More than the books on the shelves, the people make the bookstore what it is: though Elliott Bay always has its share of enthusiastic young staffers, many booksellers have been with the store for decades. Store manager Tracy Taylor has led Elliott Bay through three owners, the Mardi Gras Riots of 2001, the Nisqually Earthquake, and the move from Pioneer Square to Capitol Hill. Receiving manager Erica Dorfman has shepherded uncountable millions of pounds of books through the store. Rick Simonson founded the reading series and has overseen its growth with Karen Maeda Allman, formerly of Red and Black Books. Head buyer Holly Myers has passionately tended to the kids’ section for decades.
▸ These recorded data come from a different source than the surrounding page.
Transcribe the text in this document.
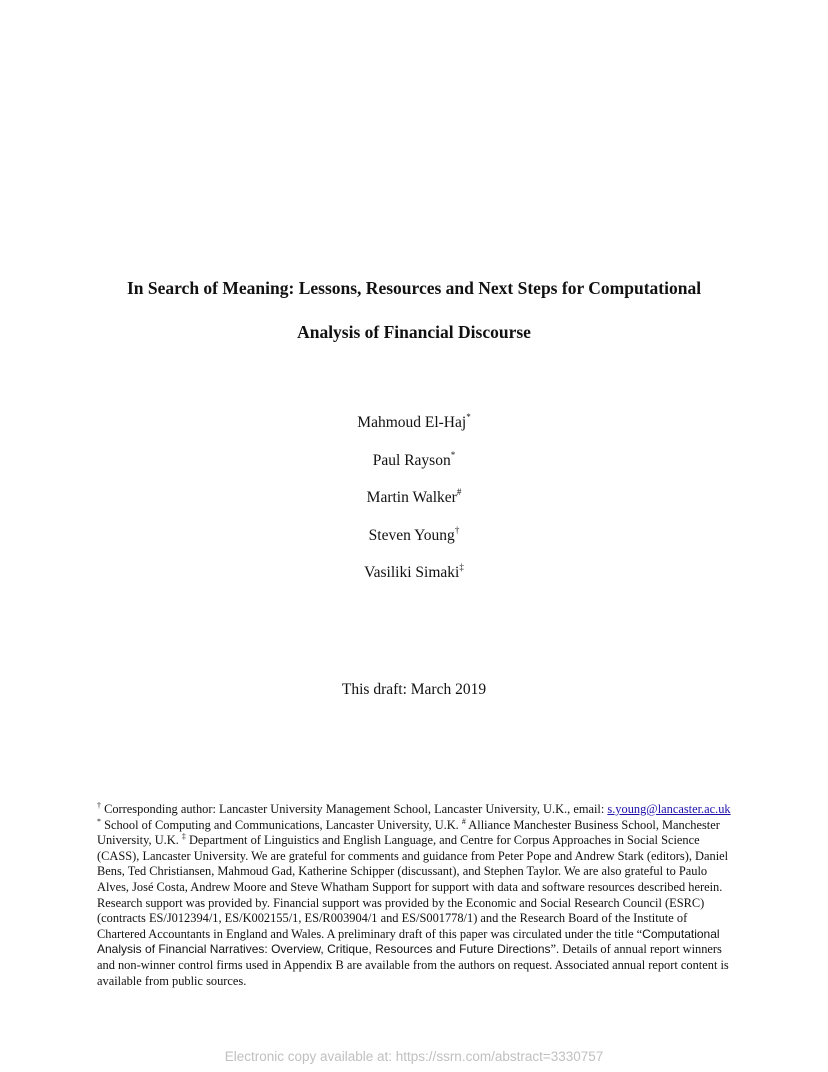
In Search of Meaning: Lessons, Resources and Next Steps for Computational
Analysis of Financial Discourse
Mahmoud El-Haj*
Paul Rayson*
Martin Walker#
Steven Young†
Vasiliki Simaki‡
This draft: March 2019
† Corresponding author: Lancaster University Management School, Lancaster University, U.K., email: s.young@lancaster.ac.uk * School of Computing and Communications, Lancaster University, U.K. # Alliance Manchester Business School, Manchester University, U.K. ‡ Department of Linguistics and English Language, and Centre for Corpus Approaches in Social Science (CASS), Lancaster University. We are grateful for comments and guidance from Peter Pope and Andrew Stark (editors), Daniel Bens, Ted Christiansen, Mahmoud Gad, Katherine Schipper (discussant), and Stephen Taylor. We are also grateful to Paulo Alves, José Costa, Andrew Moore and Steve Whatham Support for support with data and software resources described herein. Research support was provided by. Financial support was provided by the Economic and Social Research Council (ESRC) (contracts ES/J012394/1, ES/K002155/1, ES/R003904/1 and ES/S001778/1) and the Research Board of the Institute of Chartered Accountants in England and Wales. A preliminary draft of this paper was circulated under the title “Computational Analysis of Financial Narratives: Overview, Critique, Resources and Future Directions”. Details of annual report winners and non-winner control firms used in Appendix B are available from the authors on request. Associated annual report content is available from public sources.
Electronic copy available at: https://ssrn.com/abstract=3330757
Store owner Peter Aaron dedicated his life to the vision that Walter Carr brought into the world over four decades ago; he kept the store alive when nobody else would, and his decision to move Elliott Bay to Capitol Hill breathed new life (financial and conceptual) into the business.
I’m obviously biased, but Elliott Bay is, to my mind, the best bookstore in the world. Plenty of people swoon over Powell’s, but I’ve always thought it to be just too damn big. I’ve lost days to browsing the stacks at Powell’s, but I just can’t wrap my head around the store because there’s too much of it. Elliott Bay is big enough to get lost in but just small enough to comprehend. It’s human-sized, and in an age when you can get whatever you want online, that curation is important.
The selection at Elliott Bay is obviously huge, but it’s also stocked with the right books, chosen and shelved by a human being who loves books. That’s not the kind of thing you can quantify, but it is something you can recognize when you see it. When a book comes to you through the hands of so many good people, that book somehow carries more value. It gives the book a continuity and it gives the reader a community. This is the kind of power that can change a life.